Following EU agreement, the deal came into effect on January 31 of the same year and the transition period began.

David Frost and Michel Barnier, Britain and the EU’s chief Brexit negotiators respectively, negotiated a deal right up to the eleventh hour.

Trade unionist Paul Embery told last year: “The crucial negotiations always go down to the wire.

“It’s always about posturing and eyeballing each other, it’s a game of poker, that’s the truth of it.

I suspect the deal will be done quite late on, at the eleventh-hour, because I think it’s in the interests of both sides for a deal to be done.”

A largely favourable deal was indeed done with the bloc, and the UK has also put pen to paper on several other new deals around the world.

More recently, however, some industry bosses have noted disruptions to UK supply chains as a result of Brexit.

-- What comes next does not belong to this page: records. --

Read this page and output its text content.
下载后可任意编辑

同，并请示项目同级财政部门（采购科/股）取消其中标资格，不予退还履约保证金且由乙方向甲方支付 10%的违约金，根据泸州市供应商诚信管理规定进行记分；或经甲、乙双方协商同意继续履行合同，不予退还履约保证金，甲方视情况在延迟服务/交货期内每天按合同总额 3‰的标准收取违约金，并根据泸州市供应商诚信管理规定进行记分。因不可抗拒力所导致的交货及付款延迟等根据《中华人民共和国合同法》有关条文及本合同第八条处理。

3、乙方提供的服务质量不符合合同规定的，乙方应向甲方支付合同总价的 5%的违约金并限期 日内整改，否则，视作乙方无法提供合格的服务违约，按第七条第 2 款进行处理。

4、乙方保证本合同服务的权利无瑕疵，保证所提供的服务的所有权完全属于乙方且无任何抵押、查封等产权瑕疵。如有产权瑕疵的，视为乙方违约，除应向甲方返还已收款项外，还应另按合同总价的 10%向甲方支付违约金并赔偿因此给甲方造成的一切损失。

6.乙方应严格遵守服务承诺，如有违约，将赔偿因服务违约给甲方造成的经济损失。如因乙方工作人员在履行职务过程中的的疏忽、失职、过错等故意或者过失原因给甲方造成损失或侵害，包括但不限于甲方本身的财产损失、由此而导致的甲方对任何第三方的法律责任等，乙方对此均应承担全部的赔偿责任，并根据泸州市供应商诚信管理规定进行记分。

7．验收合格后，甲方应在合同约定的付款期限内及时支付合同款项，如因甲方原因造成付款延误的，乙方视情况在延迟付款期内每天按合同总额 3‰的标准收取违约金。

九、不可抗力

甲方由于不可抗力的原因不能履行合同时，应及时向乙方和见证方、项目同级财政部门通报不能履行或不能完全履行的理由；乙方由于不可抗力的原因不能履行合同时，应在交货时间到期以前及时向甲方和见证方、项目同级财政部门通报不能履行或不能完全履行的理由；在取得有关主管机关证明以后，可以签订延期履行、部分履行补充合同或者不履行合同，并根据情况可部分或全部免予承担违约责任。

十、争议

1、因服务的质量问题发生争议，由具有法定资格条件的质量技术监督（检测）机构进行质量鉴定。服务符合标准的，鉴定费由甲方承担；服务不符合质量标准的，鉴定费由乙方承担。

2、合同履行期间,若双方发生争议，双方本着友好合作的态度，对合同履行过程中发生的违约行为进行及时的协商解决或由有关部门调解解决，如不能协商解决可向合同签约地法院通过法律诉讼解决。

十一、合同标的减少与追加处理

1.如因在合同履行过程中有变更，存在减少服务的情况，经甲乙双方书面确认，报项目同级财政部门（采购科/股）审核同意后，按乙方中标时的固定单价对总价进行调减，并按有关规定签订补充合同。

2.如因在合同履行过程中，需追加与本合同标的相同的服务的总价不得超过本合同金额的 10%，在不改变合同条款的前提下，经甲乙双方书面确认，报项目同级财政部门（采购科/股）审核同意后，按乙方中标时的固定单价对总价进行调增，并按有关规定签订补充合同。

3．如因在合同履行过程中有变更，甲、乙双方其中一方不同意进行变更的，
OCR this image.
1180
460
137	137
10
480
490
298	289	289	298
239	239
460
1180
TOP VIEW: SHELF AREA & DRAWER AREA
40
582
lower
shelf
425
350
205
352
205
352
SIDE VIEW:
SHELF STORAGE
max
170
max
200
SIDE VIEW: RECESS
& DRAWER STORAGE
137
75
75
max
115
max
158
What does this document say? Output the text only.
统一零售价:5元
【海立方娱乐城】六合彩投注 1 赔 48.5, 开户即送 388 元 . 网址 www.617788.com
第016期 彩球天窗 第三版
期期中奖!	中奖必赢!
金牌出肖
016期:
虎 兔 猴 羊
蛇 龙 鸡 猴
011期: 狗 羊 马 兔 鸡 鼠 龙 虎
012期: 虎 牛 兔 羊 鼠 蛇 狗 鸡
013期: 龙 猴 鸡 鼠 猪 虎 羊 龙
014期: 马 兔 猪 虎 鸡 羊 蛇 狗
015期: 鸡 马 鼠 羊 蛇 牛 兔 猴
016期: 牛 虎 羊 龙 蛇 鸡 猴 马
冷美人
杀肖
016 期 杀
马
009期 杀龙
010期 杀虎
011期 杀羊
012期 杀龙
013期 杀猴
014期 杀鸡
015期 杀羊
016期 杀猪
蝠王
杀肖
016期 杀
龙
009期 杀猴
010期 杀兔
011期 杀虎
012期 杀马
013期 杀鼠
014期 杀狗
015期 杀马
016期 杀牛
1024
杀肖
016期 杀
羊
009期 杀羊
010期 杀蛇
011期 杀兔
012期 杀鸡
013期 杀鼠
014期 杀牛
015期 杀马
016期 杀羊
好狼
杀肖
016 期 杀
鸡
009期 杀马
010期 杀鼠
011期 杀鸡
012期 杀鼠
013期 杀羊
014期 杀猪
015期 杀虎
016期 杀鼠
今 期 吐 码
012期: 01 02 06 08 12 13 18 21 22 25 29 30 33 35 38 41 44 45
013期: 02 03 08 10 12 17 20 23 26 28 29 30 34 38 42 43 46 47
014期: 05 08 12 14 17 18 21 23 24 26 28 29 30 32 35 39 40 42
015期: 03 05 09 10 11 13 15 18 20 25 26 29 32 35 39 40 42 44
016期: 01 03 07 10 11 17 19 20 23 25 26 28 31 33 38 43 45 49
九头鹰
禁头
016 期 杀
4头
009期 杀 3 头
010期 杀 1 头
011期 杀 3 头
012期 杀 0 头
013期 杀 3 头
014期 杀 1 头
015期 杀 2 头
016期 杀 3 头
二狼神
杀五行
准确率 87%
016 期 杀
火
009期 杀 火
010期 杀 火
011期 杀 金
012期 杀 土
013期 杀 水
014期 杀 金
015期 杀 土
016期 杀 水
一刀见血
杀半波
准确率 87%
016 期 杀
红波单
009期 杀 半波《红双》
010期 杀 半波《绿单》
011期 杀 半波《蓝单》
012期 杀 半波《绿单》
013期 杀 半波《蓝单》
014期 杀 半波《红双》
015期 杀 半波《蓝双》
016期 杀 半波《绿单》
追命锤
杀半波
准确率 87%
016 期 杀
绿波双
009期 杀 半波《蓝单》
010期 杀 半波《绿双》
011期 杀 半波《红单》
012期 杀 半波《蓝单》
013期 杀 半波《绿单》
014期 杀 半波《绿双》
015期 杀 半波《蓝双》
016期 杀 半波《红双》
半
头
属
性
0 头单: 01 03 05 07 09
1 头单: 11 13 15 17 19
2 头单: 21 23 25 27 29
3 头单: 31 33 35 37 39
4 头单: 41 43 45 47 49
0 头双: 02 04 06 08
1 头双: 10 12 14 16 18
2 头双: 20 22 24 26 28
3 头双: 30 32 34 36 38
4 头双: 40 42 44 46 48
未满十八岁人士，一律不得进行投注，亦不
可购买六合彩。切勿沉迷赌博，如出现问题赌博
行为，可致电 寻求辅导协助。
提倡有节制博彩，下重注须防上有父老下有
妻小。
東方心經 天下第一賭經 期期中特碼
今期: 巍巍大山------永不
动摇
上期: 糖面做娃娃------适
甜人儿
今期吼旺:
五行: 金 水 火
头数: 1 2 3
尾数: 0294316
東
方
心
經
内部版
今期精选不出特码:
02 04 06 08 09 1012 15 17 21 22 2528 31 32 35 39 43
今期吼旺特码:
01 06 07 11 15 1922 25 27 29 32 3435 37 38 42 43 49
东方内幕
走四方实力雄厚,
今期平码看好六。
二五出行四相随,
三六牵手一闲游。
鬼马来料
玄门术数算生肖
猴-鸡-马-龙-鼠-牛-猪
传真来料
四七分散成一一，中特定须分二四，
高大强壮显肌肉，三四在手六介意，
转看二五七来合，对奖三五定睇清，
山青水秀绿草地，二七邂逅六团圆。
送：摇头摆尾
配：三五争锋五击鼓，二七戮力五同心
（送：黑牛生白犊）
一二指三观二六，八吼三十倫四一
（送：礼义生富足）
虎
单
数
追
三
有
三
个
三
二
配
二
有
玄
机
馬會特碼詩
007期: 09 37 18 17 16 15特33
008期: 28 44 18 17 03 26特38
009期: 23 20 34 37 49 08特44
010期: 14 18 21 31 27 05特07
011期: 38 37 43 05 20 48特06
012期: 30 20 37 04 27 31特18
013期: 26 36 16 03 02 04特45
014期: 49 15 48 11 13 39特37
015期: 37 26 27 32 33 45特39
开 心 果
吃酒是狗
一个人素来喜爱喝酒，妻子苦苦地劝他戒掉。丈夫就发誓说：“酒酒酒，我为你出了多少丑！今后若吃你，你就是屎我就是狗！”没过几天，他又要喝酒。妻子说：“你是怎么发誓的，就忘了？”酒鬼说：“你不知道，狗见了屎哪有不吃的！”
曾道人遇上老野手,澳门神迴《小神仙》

Supermarkets including Tesco have warned of shortages unless post-Brexit visa rules for EU workers are eased by the Government. The chairman of Tesco, the UK’s biggest supermarket, warned of a shortfall of almost 100,000 HGV drivers.

But the Government has thus far stood firm, and will continue to honour the result of the referendum.

A Home Office spokesperson said: “The British people repeatedly voted to end free movement and take back control of our immigration system.

“Employers should invest in our domestic workforce instead of relying on labour from abroad.”